Jejak para pendiri Jami’iyah al-Khairiyah ini kemudian diikuti pula oleh kalangan perempuan Pulau Penyengat dengan mendirikan sebuah lembaga khusus yang menjadi tempat mereka mempelajari ilmu-ilmu agama. Dibawah pimpinan Tengku Mahdiah binti Sulaiman Riau, kaum perempuan di Pulau Penyengat mendirikan pula sebuah lembaga yang diberi nama Majlis Ibu:sebuah perkumpulan kaum perempuan untuk mempelajari agama Islam, yang telah diresmikan penubuhannya pada 4 Syawal 1357 Hijriah bersamaan 26 November 1938 Miladiah.
Langkah para pendiri Jami’iyah al-Khairiyah dan kaum perempuan Pulau Penyengat yang berkiprah melalui Majlis Ibu, direspon pula oleh Kepala Kampung Pulau Penyengat yang ketika dijabat oleh Raja Ahmad Daud. Dengan dibantu oleh Raja Muhammad Yusuf bin Ahmad Riau, Raja Ahmad Daud mendirikan pula sebuah lembaga tempat belajar ilmu-ilmu agam Islam yang diberi nama Pakatan Balajar pada 9 Syawal 1357 Hijriah bersamaan tarikh 1 Desember 1938 Miladiah.
Puncak dari semarak kebangkitan tradisi pendidikan dan pembelajaran ilmu-ilmu agama Islam di Pulau Penyengat antara tahun 1938-1939 itu sesungguhnya terjadi dua hari setelah Jami’iyah al-Khairiyah dibuka pada 9 Oktober 1938.
Peristiwa itu ditandai dengan dibukanya sebuah lembaga pendidikan tinggi, sebuah sekolah setaraf koleg Islam yang diberi nama Madrasah ai-Mu’allimin al ‘Arabiah. Pembukaannya ditandai dengan sebuah istiadat (upacara peresmian) di Pulau Penyengat pada tarikh 9 Syawal 1357 Hijriah, bersamaan dengan tarikh 11 Oktober 1938. Madrasah al-Mu’allimin (Sekolah Guru) ini didirikan dan dipimpin oleh Raja Muhammad Yunus Ahmad Riau.
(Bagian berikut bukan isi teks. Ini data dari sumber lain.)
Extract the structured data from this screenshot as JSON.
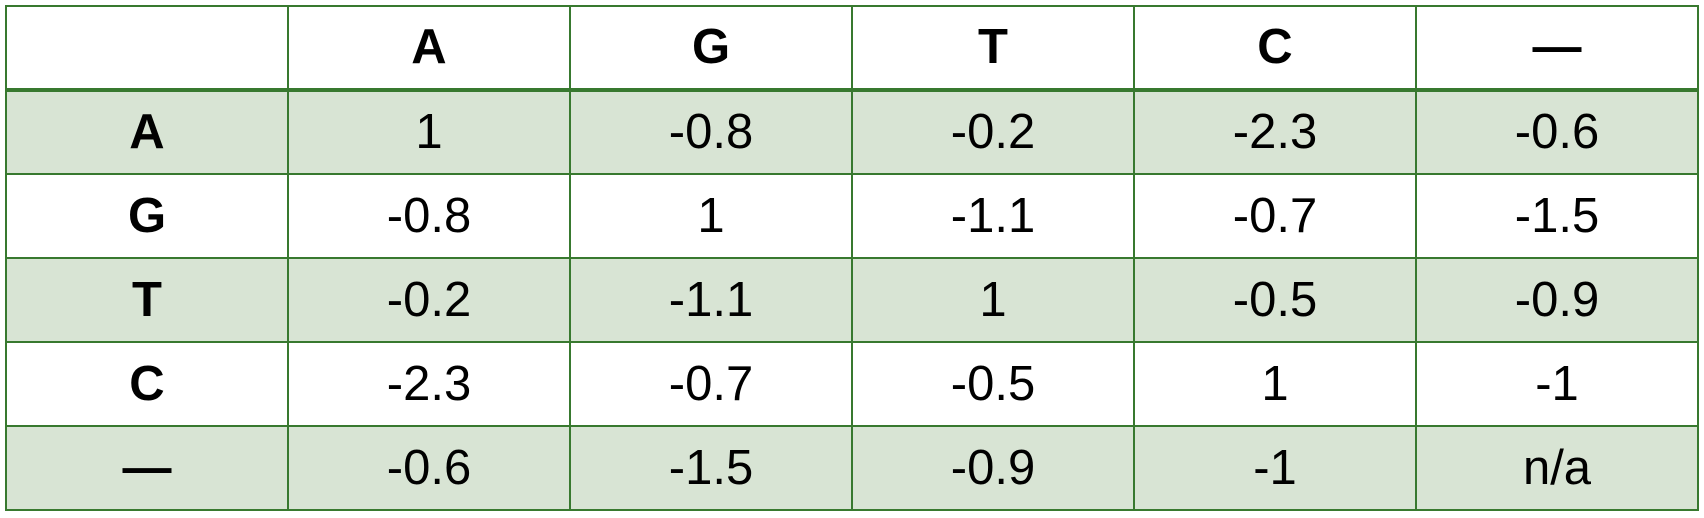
{
  "table": {
    "corner": "",
    "column_headers": [
      "A",
      "G",
      "T",
      "C",
      "—"
    ],
    "rows": [
      {
        "header": "A",
        "cells": [
          "1",
          "-0.8",
          "-0.2",
          "-2.3",
          "-0.6"
        ]
      },
      {
        "header": "G",
        "cells": [
          "-0.8",
          "1",
          "-1.1",
          "-0.7",
          "-1.5"
        ]
      },
      {
        "header": "T",
        "cells": [
          "-0.2",
          "-1.1",
          "1",
          "-0.5",
          "-0.9"
        ]
      },
      {
        "header": "C",
        "cells": [
          "-2.3",
          "-0.7",
          "-0.5",
          "1",
          "-1"
        ]
      },
      {
        "header": "—",
        "cells": [
          "-0.6",
          "-1.5",
          "-0.9",
          "-1",
          "n/a"
        ]
      }
    ]
  },
  "colors": {
    "border": "#38792f",
    "shaded_row": "#d8e4d4",
    "text": "#000000"
  }
}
Sebagai sebuah lembaga pendidikan formal setingkat sekolah tinggi agama Islam, Madrasah al-Mu’allimin bertujuan mendidik anak watan putra-putra bumi Riau-Lingga menjadi calon-calon guru dan melayakkan (membekali) mereka agar dapat menjadi guru agama, kadhi, pengarang, dan mubaligh yang mahir.
Penubuhan Madrasah al-Mu’allimin di Pulau Penyengat ini tak lepas dari latar semangat zamannya. Di satu pihak, umat Islam di Hindia Belanda ‘terbelah’. Konflik antara ulama cerdik cendekia ‘kaum muda’ yang menyebut dirinya ‘kaum pembaru’ sempena menentang kaidah-kaidah dan pendidikan Islam dan cara beragama ‘kaum tua’, telah mengoyang-goyang kaidah ahlussunah-wal-jawaah yang selama ini dipegang; sehinggalah segala sesuatunya menjurus kepada perpecahan umat.
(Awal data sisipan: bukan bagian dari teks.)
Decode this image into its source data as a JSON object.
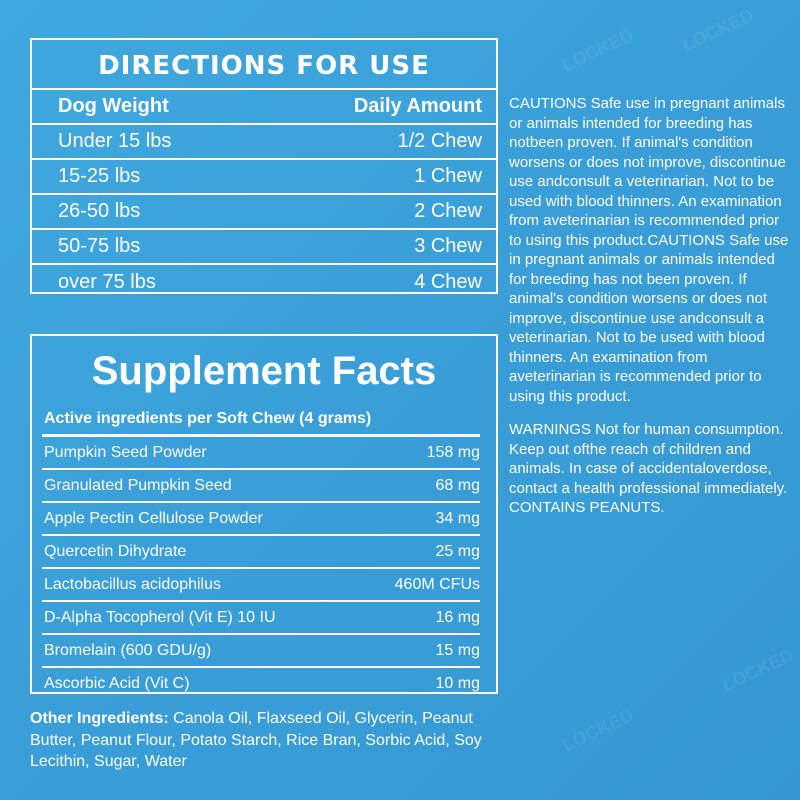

Di pihak lain, kristenisasi mulai marak pula di bekas kerajaan Riau-Lingga. Selain itu, ajaran-ajaran agama yang sesat dan pelik yang direka oleh “penjajah agama” yang datang dari luar marak pula di sejumlah pulau yang dihuni oleh orang Melayu yang lemah dalam mendirikan syari’at Islam.
Latar zaman yang memicu azam untuk menubuhkan Madrasah al-Mu’allimin di Pulau Penyengat ini di-istihar-kan (diumumkan) oleh mudir (kepala, pimpinan) sekolah itu dalam jurnal Pelajaran Islam (bilangan 1, keluaran bulan Syafar 1358 bersamaan dengan Febriari 1939) sebagai berikut:
“Adalah didalam zaman yang akhir ini pendidik2 kristiyan telah sungguh2 menyebarkan agamanya di negeri kita ini. Kerap kali mereka menjajah dipulau2 yang diduduki oleh orang Melayu yang lemah mendirikan syi’ar Islam, diantaranya sedikit hari dahulu di pulau Sudong hampir2 sekalian telah mengikut agamanya.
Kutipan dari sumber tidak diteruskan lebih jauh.